Actuellement, l’orientation éthique « Faire vivre et laisser mourir » semble être prédominante. Mais préserver la vie sous toutes ses formes peut impliquer des « options concurrentes, voire incompatibles entre elles », dont l’illustration la plus récente est la variabilité des réponses internationales à la pandémie de covid, ayant toutes pour but de « préserver le plus grand nombre de vies humaines ». L’éthique du care, par son absence de définition de la vie qu’il est bon de soutenir et par son injonction « à tenir fermement la barre de l’indétermination », permet de maintenir vivante cette réflexion.
Le dernier chapitre élargit l’éthique du care à une proposition de « médecine écologique, liée à l’idée de santé planétaire ». L’interdépendance, la vulnérabilité et l’absence de hiérarchisation « des vies en soutien desquelles le care se déploie » exigent de prendre en compte « la part sauvage du monde » dans l’élaboration des politiques médicales. Les politiques d’information et de prévention sur les risques médicaux du réchauffement climatique pourraient être un début de réponse à cette ambition de santé planétaire (et non plus centrée sur l’être humain).
La pensée de Levinas
Selon Marie Gaille, l’éthique du care permet de renouveler la réflexion éthique en médecine, en instaurant un dialogue vivant interindividuel et collectif sur les enjeux présents et futurs, locaux et mondiaux de la médecine, avec pour but le soutien à la vie – une vie aussi bonne que possible dans notre environnement menacé.

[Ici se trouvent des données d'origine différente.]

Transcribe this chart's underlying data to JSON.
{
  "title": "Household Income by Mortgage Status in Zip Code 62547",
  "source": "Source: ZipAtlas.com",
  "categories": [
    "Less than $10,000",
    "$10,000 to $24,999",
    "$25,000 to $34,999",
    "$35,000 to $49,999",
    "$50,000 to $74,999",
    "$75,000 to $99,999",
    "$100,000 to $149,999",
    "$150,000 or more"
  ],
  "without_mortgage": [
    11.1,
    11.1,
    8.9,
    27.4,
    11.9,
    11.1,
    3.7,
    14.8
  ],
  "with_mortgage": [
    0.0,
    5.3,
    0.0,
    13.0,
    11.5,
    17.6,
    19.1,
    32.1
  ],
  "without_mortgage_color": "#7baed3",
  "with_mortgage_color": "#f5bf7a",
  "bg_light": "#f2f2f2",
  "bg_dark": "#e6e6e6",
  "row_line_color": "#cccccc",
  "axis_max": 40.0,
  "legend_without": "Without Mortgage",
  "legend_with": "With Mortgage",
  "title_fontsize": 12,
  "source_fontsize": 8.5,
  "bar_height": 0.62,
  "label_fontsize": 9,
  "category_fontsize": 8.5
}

Pour autant, l’adoption de l’éthique du care en philosophie de la médecine en France apporte-t-elle du neuf dans la réflexion sur le soin et le système de santé ? Les écrits d’Emmanuel Levinas sur le lien interhumain, impliquant une responsabilité du soin, de l’attention et du secours qu’exigent pour tous et partout la vulnérabilité et la mortalité d’autrui, permettaient déjà un renouveau du soin, ainsi que le recommande l’autrice.
Remarquons aussi que l’éthique du care développée aux États-Unis dans les années 1980 palliait l’absence de solidarité dans une société néolibérale. Le système institutionnel français, lui, repose sur une solidarité à tous les étages (entre générations, entre personnes malades et bien portantes, entre parents et non-parents, etc.). Or l’ouvrage n’établit aucun lien entre éthique du care et délitement de notre pacte de solidarité et des institutions médicales, alors qu’un système de santé digne de ce nom est par nature porteur et garant d’une « médecine du care ».
Marie Gaille, En soutien à la vie. Éthique du care et médecine, Paris, Vrin, 2022, 168 p., 15 €.